L’évaluation de l’efficacité et des effets secondaires du plozasiran repose sur une étude de bonne qualité, réalisée chez des adultes ayant un SCF, confirmé par diagnostic génétique ou clinique. Ses résultats indiquent que le plozasiran, utilisé en complément du régime alimentaire, réduit les taux sanguins de TG de façon plus importante qu’un placebo. Ils indiquent aussi que les patients traités avec le médicament subissent moins d’épisodes de pancréatite. Ces résultats ont été jugés dans l’ensemble cliniquement significatifs par les cliniciens consultés. Cependant, certains notent qu’il existe une incertitude quant à l’influence sur les résultats que pourraient avoir eu certains facteurs comme l’alimentation ou la consommation d’alcool, qui n’ont pas été documentés dans l’étude. Cette influence pourrait être plus importante pour les patients ayant un SCF clinique, puisque ceux-ci présentent des caractéristiques cohérentes avec un SCM, une maladie difficile à distinguer d’un SCF clinique, dont l’apparition est précipitée par des causes secondaires modifiables. Des données exploratoires suggèrent que certains aspects de la qualité de vie des patients pourraient être améliorés avec le plozasiran, mais l’importance clinique de ces résultats est incertaine. 

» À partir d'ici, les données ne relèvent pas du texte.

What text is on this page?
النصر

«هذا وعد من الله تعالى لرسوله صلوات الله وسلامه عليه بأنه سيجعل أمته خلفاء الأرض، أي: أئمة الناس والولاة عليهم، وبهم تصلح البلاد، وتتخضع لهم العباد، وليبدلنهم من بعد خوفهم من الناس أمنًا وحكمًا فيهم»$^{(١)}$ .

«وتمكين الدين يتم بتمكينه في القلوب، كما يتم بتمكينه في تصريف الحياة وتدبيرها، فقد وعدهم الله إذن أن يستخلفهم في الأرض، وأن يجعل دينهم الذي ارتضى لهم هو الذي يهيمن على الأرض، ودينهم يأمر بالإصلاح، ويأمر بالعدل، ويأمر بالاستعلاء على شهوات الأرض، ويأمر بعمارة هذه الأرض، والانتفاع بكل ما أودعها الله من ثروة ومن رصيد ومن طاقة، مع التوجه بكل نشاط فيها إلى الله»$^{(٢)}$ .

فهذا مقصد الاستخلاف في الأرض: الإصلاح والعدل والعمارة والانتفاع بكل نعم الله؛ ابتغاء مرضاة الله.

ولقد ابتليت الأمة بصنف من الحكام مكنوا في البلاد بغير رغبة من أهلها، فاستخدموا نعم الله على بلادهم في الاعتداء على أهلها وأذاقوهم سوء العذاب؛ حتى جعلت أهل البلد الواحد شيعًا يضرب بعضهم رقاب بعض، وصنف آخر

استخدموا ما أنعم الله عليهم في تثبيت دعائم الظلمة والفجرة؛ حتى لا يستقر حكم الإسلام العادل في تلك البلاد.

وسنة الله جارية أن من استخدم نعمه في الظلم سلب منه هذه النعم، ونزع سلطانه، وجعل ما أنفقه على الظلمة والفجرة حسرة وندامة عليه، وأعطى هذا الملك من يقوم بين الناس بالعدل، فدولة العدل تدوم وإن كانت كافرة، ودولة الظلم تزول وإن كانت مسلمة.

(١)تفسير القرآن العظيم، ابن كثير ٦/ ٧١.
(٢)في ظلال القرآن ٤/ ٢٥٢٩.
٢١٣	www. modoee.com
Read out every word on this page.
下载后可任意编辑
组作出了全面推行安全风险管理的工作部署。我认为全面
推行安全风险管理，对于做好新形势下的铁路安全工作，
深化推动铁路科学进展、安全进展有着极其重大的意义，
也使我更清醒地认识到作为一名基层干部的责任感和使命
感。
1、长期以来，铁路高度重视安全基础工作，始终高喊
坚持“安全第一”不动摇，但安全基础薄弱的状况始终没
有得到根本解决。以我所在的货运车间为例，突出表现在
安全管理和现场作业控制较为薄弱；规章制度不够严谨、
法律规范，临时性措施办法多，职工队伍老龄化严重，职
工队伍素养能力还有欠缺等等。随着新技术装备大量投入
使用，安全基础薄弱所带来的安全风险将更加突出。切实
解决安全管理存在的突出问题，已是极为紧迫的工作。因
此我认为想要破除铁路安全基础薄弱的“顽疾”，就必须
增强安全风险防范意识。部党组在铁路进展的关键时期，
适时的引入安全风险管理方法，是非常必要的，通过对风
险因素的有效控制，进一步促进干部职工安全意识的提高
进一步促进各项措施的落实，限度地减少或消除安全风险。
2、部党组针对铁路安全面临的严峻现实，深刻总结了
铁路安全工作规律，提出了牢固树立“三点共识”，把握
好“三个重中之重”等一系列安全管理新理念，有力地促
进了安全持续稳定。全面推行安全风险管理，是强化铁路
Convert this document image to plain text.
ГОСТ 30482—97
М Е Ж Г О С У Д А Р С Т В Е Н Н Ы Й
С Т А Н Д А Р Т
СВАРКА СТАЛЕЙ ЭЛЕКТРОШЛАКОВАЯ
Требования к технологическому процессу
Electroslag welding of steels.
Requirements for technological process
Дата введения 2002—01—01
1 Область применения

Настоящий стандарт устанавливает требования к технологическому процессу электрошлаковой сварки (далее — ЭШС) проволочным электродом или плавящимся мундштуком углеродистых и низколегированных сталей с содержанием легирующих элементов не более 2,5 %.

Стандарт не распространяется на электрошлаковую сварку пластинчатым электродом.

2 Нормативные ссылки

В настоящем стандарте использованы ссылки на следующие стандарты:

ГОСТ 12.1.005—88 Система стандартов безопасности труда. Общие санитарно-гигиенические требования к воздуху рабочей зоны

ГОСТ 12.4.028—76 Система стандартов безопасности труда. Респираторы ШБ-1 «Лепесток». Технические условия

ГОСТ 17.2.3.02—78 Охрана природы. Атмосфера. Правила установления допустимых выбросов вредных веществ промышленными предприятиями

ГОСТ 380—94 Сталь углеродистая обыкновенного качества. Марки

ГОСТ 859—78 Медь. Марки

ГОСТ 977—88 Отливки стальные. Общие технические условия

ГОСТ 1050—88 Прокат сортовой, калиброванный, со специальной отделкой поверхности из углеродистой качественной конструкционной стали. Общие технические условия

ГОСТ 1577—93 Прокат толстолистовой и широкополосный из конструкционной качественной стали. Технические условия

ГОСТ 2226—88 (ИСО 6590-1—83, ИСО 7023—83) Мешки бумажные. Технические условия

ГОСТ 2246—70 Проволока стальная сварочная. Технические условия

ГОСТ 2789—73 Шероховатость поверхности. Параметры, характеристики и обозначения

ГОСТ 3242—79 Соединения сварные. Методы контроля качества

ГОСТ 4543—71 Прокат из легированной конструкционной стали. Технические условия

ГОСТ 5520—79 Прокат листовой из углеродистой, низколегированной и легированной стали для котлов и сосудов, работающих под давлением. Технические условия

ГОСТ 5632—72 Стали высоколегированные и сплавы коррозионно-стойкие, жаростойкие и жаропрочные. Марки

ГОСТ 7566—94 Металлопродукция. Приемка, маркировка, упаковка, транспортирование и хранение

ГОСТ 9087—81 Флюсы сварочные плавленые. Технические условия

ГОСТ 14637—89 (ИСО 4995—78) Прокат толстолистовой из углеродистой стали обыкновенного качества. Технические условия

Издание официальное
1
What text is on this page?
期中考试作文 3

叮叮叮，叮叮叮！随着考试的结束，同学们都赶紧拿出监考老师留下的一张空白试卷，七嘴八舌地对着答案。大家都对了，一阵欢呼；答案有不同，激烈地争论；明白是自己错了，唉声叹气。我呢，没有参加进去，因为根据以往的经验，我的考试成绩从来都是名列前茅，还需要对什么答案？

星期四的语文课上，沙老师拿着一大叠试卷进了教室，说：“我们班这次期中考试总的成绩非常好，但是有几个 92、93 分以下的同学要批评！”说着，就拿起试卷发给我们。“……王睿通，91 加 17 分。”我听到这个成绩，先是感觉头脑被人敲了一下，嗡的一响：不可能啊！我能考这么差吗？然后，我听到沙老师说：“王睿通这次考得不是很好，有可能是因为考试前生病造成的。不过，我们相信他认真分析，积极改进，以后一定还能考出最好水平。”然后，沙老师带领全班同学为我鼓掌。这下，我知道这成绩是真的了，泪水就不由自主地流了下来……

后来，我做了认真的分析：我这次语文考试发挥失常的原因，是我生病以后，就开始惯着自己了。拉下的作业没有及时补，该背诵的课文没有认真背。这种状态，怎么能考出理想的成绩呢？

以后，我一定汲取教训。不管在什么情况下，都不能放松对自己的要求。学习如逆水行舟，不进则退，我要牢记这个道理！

Il s’agit d’un médicament qui apparait somme toute bien toléré ; une augmentation des marqueurs du métabolisme du sucre et des paramètres de la fonction du foie a cependant été observée plus fréquemment chez les patients recevant le médicament comparativement au placebo. La portée de ces observations, surtout dans le contexte de l’utilisation à long terme du médicament ou chez des patients ayant des facteurs de risques les prédisposant à ces effets secondaires, n’est pas définie actuellement. 

Le coût de traitement du plozasiran est trop élevé et s’ajoute à ceux de la prise en charge actuelle des patients. Ce coût additionnel ne peut être justifié par les bienfaits cliniques qu’il procure (c.-à-d. ses effets bénéfiques sur la durée et la qualité de vie des patients). De fait, le rapport entre son coût et son efficacité supérieure à l’égard de la prise en charge actuelle n’est pas favorable. De plus, l’INESSS estime que durant les 3 premières années, l’inscription du plozasiran entraînerait des dépenses additionnelles jusqu’à environ 166 millions de dollars sur le budget de la RAMQ, pour traiter jusqu’à 123 patients. Par ailleurs, il est possible que le nombre de patients traités soit sous-estimé vu la difficulté à distinguer un SCF clinique d’un SCM, maladie plus fréquente ; cela augmenterait les coûts sur le budget. 

Il est possible que le plozasiran permette de réduire l’utilisation des soins de santé, particulièrement en lien avec la réduction de la survenue de pancréatites et de ses conséquences. En contrepartie, il pourrait aussi augmenter l’utilisation des ressources en santé si les effets secondaires liés au métabolisme du sucre ou à la fonction du foie nécessitent des suivis médicaux. 

L’INESSS est conscient qu’il est important, pour les patients et leurs proches, d’avoir accès à différentes options de traitement pouvant réduire le risque de complications liées au taux élevé de TG associé à la maladie et leur permettant de maintenir une bonne qualité de vie. Dans un contexte de ressources limitées, il doit formuler des recommandations pour que ces ressources soient investies de façon responsable dans l’ensemble du système de santé. Par conséquent, puisque le plozasiran possède un coût très élevé par rapport aux bénéfices démontrés et qu’il engendre des coûts très importants sur le budget de la RAMQ, l’INESSS recommande à la ministre de ne pas rembourser RedemploMC.